Satoshi Nakamoto, Bitcoin’s founder, sought to use PoW to cut out financial intermediaries that profit from charging people for sending money internationally. 

How does PoW work?

PoW is based on a branch of mathematics called cryptography, hence the name crypto-currencies. The PoW mechanism requires members of a network to solve a mathematical puzzle in exchange for a reward. No two puzzles are ever repeated, so once it's solved, the network knows the transaction is authentic.

Miners are competing to solve the puzzle first or be the closest to solving it within a predetermined timeframe, which requires brute force computing power. Currently, mining Bitcoin requires enormous computing power and absurd amounts of electricity, so the process isn't exactly open to anyone. The chance of any miner being rewarded for mining any given block is in direct proportion to the amount of computing power they have.

The more miners, the more competitive the process and the less likely any miner will successfully mine the block. PoW is closer to a lottery than a race. Anyone on the network could successfully mine any block regardless of their computing power. The mining reward can be anything but is usually an amount of the currency being mined. For example, miners currently receive 6.25 Bitcoin for every block they successfully mine, worth around $250,000.

The common complaints about PoW are that it is enormously energy-intensive, which is terrible for the environment. In addition, it pays more frequent rewards to people with better mining equipment, and it's limited in how many transactions it can process in a given timeframe - currently seven transactions per second.

As a result of damning recent media reports about the energy needed to mine Bitcoin, crypto investors have sought ways to reduce Bitcoin's and other crypto's carbon footprint. Many people believe PoS solves this problem and more.

What is proof of stake (PoS)?

Proof of stake was first discussed on Bitcoin forums in 2011 and was developed in 2012 by two developers called Scott Nadal and Sunny King. The first coin to use PoS was Peercoin, which offered buyers a fairer mining system that required much less energy.

PoS has the same purpose as PoW but uses a different process. Instead of having miners compete for a prize, a PoS algorithm chooses validators randomly to authenticate transactions on the blockchain. As a result, there are no puzzles to complete, and therefore no considerable energy requirement.

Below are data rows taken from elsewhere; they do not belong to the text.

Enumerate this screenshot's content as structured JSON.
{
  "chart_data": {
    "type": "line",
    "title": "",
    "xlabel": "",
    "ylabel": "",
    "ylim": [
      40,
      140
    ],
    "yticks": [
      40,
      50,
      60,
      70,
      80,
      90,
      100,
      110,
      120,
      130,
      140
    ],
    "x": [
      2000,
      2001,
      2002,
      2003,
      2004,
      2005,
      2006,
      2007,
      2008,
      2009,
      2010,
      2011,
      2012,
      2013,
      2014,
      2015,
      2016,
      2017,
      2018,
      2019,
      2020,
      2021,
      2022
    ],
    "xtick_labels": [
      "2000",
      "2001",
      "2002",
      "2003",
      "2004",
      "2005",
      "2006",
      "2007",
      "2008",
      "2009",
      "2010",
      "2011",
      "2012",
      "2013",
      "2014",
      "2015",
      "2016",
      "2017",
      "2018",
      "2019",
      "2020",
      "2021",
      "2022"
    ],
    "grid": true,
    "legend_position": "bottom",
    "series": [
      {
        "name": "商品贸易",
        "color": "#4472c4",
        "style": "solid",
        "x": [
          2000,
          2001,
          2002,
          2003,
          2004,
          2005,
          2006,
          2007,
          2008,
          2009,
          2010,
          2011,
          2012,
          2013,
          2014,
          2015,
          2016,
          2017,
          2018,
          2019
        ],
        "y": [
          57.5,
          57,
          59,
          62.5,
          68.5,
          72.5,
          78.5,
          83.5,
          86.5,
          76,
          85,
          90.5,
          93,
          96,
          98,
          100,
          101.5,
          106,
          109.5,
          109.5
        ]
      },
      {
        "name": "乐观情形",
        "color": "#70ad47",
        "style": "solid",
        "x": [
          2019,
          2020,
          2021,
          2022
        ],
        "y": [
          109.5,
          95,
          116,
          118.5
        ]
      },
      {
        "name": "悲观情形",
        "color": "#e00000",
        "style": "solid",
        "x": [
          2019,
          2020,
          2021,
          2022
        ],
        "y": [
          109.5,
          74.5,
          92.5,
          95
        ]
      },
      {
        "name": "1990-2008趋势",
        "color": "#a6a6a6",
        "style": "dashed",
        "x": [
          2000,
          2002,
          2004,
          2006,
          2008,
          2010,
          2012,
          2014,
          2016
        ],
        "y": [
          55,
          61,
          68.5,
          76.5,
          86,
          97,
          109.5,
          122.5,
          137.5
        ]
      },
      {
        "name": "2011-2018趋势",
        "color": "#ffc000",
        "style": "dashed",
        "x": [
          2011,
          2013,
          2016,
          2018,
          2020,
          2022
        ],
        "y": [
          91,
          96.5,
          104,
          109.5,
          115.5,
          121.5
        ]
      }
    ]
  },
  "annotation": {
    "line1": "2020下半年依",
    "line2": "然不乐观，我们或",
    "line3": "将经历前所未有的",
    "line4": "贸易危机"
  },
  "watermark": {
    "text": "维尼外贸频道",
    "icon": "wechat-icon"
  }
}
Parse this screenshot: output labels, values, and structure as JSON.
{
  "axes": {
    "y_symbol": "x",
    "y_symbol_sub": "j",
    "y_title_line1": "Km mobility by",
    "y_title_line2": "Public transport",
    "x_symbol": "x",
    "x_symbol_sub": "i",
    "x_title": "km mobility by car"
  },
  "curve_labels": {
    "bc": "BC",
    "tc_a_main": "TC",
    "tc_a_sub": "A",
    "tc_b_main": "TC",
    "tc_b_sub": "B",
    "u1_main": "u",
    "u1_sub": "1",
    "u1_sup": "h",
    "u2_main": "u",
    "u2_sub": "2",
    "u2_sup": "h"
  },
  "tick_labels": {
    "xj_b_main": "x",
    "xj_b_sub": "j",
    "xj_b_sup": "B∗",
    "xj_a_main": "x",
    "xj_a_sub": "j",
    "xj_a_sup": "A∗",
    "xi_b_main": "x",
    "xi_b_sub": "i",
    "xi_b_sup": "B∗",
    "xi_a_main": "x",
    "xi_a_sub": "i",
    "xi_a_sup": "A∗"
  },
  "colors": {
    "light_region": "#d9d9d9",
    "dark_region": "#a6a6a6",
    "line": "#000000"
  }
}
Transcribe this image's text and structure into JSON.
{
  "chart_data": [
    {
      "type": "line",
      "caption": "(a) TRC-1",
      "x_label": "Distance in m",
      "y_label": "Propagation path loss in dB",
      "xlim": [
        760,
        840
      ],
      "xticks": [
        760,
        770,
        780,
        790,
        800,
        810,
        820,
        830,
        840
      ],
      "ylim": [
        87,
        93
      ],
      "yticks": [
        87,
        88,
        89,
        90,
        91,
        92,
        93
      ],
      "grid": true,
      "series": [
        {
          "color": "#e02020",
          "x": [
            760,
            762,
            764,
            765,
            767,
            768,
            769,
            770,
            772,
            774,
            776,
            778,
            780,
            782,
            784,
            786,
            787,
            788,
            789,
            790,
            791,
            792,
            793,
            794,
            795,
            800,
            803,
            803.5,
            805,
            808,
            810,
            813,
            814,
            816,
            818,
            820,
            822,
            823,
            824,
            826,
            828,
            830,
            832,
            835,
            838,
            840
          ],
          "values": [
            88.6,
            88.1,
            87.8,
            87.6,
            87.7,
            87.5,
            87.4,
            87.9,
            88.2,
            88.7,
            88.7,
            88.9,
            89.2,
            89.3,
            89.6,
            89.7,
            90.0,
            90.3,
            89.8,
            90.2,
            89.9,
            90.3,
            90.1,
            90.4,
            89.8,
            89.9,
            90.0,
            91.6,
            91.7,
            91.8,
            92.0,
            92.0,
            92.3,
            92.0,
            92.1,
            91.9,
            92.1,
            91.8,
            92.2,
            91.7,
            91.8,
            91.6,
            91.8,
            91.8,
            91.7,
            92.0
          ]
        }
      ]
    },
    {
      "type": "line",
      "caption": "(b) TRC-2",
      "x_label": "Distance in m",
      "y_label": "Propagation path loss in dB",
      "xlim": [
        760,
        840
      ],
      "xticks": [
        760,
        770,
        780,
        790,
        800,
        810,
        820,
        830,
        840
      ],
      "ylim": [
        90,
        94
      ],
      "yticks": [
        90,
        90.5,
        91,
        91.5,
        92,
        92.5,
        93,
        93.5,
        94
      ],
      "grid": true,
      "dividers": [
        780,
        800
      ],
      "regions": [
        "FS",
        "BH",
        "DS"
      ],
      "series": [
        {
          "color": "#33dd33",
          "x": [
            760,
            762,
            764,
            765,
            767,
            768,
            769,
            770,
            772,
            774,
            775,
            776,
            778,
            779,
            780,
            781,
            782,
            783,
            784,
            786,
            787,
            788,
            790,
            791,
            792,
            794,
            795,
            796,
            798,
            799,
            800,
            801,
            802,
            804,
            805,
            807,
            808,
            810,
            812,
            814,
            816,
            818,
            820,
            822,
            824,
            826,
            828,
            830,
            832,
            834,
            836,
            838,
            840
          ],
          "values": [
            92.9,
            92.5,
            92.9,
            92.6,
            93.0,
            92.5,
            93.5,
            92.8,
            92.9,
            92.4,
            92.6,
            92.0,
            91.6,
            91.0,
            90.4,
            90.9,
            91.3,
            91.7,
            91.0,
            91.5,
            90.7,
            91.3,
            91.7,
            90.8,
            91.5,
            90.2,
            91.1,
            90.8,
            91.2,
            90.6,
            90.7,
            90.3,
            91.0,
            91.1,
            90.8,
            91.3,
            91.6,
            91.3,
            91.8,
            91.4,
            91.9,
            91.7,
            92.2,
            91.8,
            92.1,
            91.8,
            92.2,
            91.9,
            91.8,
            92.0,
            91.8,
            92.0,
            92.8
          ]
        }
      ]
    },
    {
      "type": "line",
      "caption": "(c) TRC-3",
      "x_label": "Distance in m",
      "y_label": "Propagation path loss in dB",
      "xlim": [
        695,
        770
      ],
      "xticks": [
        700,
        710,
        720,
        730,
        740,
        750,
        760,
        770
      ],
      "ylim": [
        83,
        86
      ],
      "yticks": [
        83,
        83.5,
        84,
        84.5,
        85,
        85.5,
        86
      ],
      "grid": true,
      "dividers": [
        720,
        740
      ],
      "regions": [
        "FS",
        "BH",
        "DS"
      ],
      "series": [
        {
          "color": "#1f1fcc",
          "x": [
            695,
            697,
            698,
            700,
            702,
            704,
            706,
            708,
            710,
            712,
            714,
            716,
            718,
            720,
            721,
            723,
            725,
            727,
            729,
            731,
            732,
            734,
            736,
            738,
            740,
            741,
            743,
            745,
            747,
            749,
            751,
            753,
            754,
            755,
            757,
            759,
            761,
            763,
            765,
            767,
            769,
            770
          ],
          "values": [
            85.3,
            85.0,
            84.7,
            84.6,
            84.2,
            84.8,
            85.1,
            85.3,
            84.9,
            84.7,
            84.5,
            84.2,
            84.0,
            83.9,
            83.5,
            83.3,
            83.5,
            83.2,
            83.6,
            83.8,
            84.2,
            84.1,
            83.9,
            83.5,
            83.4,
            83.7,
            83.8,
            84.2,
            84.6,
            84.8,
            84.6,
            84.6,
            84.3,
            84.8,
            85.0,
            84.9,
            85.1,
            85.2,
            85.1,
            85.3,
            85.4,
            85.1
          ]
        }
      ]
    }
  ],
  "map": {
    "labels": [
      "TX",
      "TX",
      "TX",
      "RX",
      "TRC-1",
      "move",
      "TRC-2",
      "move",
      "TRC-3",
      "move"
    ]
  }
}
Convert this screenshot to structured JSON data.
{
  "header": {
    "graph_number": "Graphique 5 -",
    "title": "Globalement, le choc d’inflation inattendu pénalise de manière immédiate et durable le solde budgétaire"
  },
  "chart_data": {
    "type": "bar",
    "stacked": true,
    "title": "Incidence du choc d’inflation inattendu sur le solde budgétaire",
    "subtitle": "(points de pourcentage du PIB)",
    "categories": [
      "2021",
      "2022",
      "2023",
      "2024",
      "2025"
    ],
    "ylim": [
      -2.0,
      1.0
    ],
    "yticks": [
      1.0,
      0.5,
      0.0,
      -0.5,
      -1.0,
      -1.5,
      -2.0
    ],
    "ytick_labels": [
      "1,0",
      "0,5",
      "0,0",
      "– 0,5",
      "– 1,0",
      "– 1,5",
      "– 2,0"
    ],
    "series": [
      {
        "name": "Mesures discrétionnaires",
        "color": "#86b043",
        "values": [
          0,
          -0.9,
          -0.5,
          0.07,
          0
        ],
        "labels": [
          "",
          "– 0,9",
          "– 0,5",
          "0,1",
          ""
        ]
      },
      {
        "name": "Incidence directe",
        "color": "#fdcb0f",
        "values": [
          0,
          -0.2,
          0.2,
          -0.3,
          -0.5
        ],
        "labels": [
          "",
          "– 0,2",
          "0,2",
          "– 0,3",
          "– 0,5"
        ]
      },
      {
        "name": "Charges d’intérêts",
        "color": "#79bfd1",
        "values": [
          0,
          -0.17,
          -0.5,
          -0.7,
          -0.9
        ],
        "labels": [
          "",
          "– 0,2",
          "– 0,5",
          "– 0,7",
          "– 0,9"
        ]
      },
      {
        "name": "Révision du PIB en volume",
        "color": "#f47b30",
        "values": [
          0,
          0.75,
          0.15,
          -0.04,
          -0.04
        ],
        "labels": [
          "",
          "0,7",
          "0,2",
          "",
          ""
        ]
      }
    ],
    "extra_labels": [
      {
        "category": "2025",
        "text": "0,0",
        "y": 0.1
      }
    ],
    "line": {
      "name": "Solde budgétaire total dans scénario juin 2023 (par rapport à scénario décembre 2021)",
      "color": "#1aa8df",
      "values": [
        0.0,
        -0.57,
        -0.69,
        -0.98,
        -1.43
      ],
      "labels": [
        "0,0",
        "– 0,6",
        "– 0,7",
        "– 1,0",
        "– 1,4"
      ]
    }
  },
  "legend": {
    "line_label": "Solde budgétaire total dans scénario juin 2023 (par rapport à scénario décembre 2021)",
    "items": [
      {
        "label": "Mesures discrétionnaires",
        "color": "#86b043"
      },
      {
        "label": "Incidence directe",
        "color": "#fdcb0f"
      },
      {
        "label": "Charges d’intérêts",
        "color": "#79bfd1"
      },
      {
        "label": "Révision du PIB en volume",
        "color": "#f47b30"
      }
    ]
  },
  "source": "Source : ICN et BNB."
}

Unlike a PoW system, PoS doesn't let anyone validate blocks. Instead, you have to stake a certain amount of coins. The more coins you own, the higher the chance of being chosen to validate the next block.

In exchange for validating the transactions, you are paid some of the network fees, which is usually less than the amount you staked. Were you to validate a fraudulent transaction, you would lose all the coins you staked, which deters people from validating fraudulent transactions.

Many existing cryptocurrencies seek to adopt a PoS consensus mechanism, like Ethereum, which developers believe will help increase the number of transactions per second into the thousands.

Some networks already use PoS, like Cardano, which lets people stake their coins in exchange for a reward, paid in crypto. You can add your coins to a pool that, when selected to validate a set of transactions, shares the rewards. So, rather than pooling computing resources and sharing the mining profits, which happens on the Bitcoin network, you can join any pool and receive a reward.

The PoS mechanism isn't without faults. For example, you could be penalised for running a faulty node due to incorrect configuration, which might not be your fault. Additionally, if the node disconnects from the network due to internet failure, you could also face a financial penalty.